Friday, June 8, 2012

I Release You



Today, for whatever reason, a memory came flooding back to me. It was a point when we were young, maybe 23 years old, when I told my husband, "I release you". I don't think on this often, because it was in the midst of my darkest days. The period of my life that I'd just rather forget than remember.
For those of you who aren't familiar with the Bible, there are passages that speak of the joy of having a children. Psalm 127:3-5 says, "Behold, children are a heritage from the Lord, the fruit of the womb a reward. Like arrows in the hand of a warrior are the children of one's youth. Blessed is the man who fills his quiver with them! He shall not be put to shame when he speaks with his enemies in the gate." I had felt like I was a failure of a wife, how could I hold my husband back from this blessing?
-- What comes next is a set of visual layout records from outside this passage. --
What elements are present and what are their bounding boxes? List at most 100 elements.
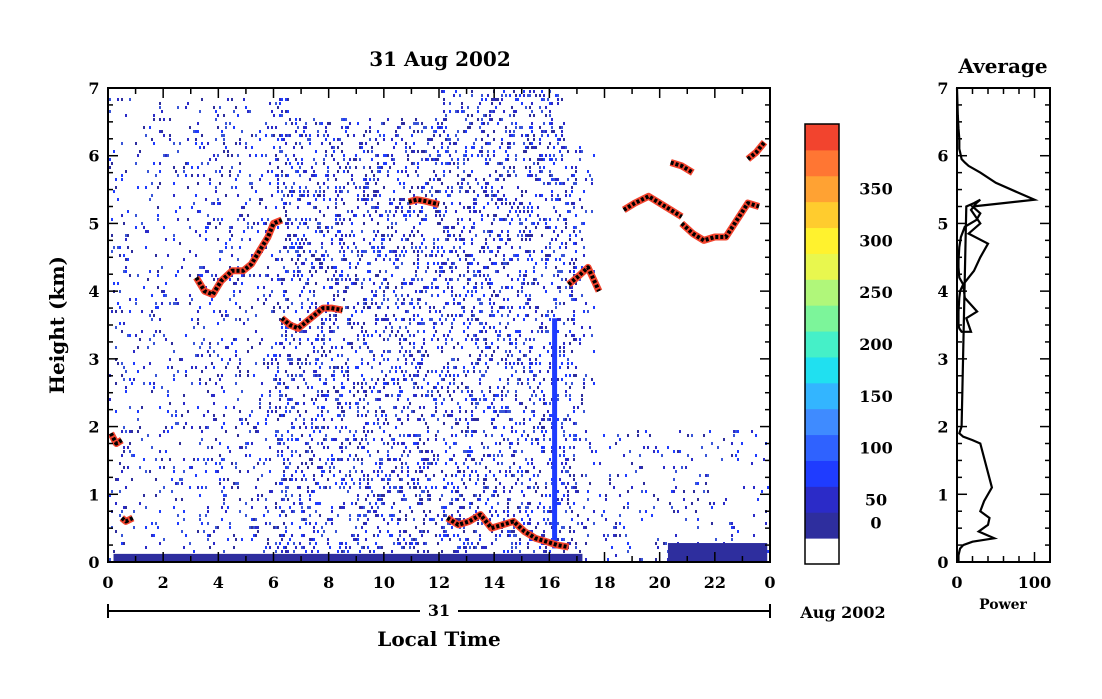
heatmap-cell: [195, 366, 197, 369]
heatmap-cell: [151, 534, 153, 537]
heatmap-cell: [495, 262, 497, 265]
heatmap-cell: [369, 306, 371, 309]
heatmap-cell: [437, 158, 439, 161]
heatmap-cell: [297, 486, 299, 489]
heatmap-cell: [113, 150, 115, 153]
heatmap-cell: [117, 302, 119, 305]
heatmap-cell: [213, 394, 215, 397]
heatmap-cell: [573, 410, 575, 413]
heatmap-cell: [571, 298, 573, 301]
heatmap-cell: [567, 414, 569, 417]
heatmap-cell: [463, 250, 465, 253]
heatmap-cell: [279, 306, 281, 309]
heatmap-cell: [573, 338, 575, 341]
heatmap-cell: [445, 514, 447, 517]
heatmap-cell: [287, 226, 289, 229]
heatmap-cell: [517, 442, 519, 445]
heatmap-cell: [549, 174, 551, 177]
heatmap-cell: [457, 470, 459, 473]
heatmap-cell: [573, 206, 575, 209]
heatmap-cell: [439, 274, 441, 277]
heatmap-cell: [489, 390, 491, 393]
heatmap-cell: [539, 362, 541, 365]
heatmap-cell: [433, 206, 435, 209]
heatmap-cell: [525, 234, 527, 237]
heatmap-cell: [243, 218, 245, 221]
heatmap-cell: [457, 342, 459, 345]
heatmap-cell: [477, 338, 479, 341]
heatmap-cell: [515, 158, 517, 161]
heatmap-cell: [257, 494, 259, 497]
heatmap-cell: [339, 166, 341, 169]
heatmap-cell: [421, 122, 423, 125]
heatmap-cell: [481, 214, 483, 217]
heatmap-cell: [391, 226, 393, 229]
heatmap-cell: [493, 314, 495, 317]
heatmap-cell: [541, 326, 543, 329]
heatmap-cell: [361, 506, 363, 509]
heatmap-cell: [235, 178, 237, 181]
heatmap-cell: [395, 458, 397, 461]
heatmap-cell: [565, 146, 567, 149]
heatmap-cell: [465, 130, 467, 133]
heatmap-cell: [551, 450, 553, 453]
heatmap-cell: [219, 250, 221, 253]
heatmap-cell: [357, 390, 359, 393]
heatmap-cell: [413, 342, 415, 345]
heatmap-cell: [389, 350, 391, 353]
heatmap-cell: [533, 250, 535, 253]
heatmap-cell: [305, 282, 307, 285]
heatmap-cell: [409, 234, 411, 237]
heatmap-cell: [443, 414, 445, 417]
heatmap-cell: [217, 202, 219, 205]
heatmap-cell: [507, 146, 509, 149]
heatmap-cell: [111, 162, 113, 165]
heatmap-cell: [235, 106, 237, 109]
heatmap-cell: [421, 150, 423, 153]
heatmap-cell: [371, 290, 373, 293]
heatmap-cell: [333, 386, 335, 389]
heatmap-cell: [635, 470, 637, 473]
heatmap-cell: [577, 406, 579, 409]
heatmap-cell: [449, 374, 451, 377]
heatmap-cell: [395, 294, 397, 297]
heatmap-cell: [591, 210, 593, 213]
heatmap-cell: [109, 166, 111, 169]
heatmap-cell: [557, 270, 559, 273]
heatmap-cell: [539, 154, 541, 157]
heatmap-cell: [391, 154, 393, 157]
heatmap-cell: [297, 466, 299, 469]
heatmap-cell: [315, 358, 317, 361]
heatmap-cell: [465, 434, 467, 437]
heatmap-cell: [383, 442, 385, 445]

Even though we had no confirmed answer as to why we couldn't have children, I knew then that it wasn't his problem, it was mine. So, out of pity (for him or for me, I couldn't tell you), I told him that he could divorce me to find a wife that could give him a child. He was free to leave.
Thankfully, I am blessed with a wonderful husband, and one who was wise beyond his 23 years. He told me that he had no interest in leaving me. That if we lived childless forever, he would be happy just being my husband.
Now that I am older (nearly a decade!) I can look back on that moment and realize that it doesn't matter how your family is built. Or if you have children at all. What matters is that you, as an individual or a couple, have support. You have someone who loves you, and chooses to stand by you regardless of the circumstances. I pray that you have the same.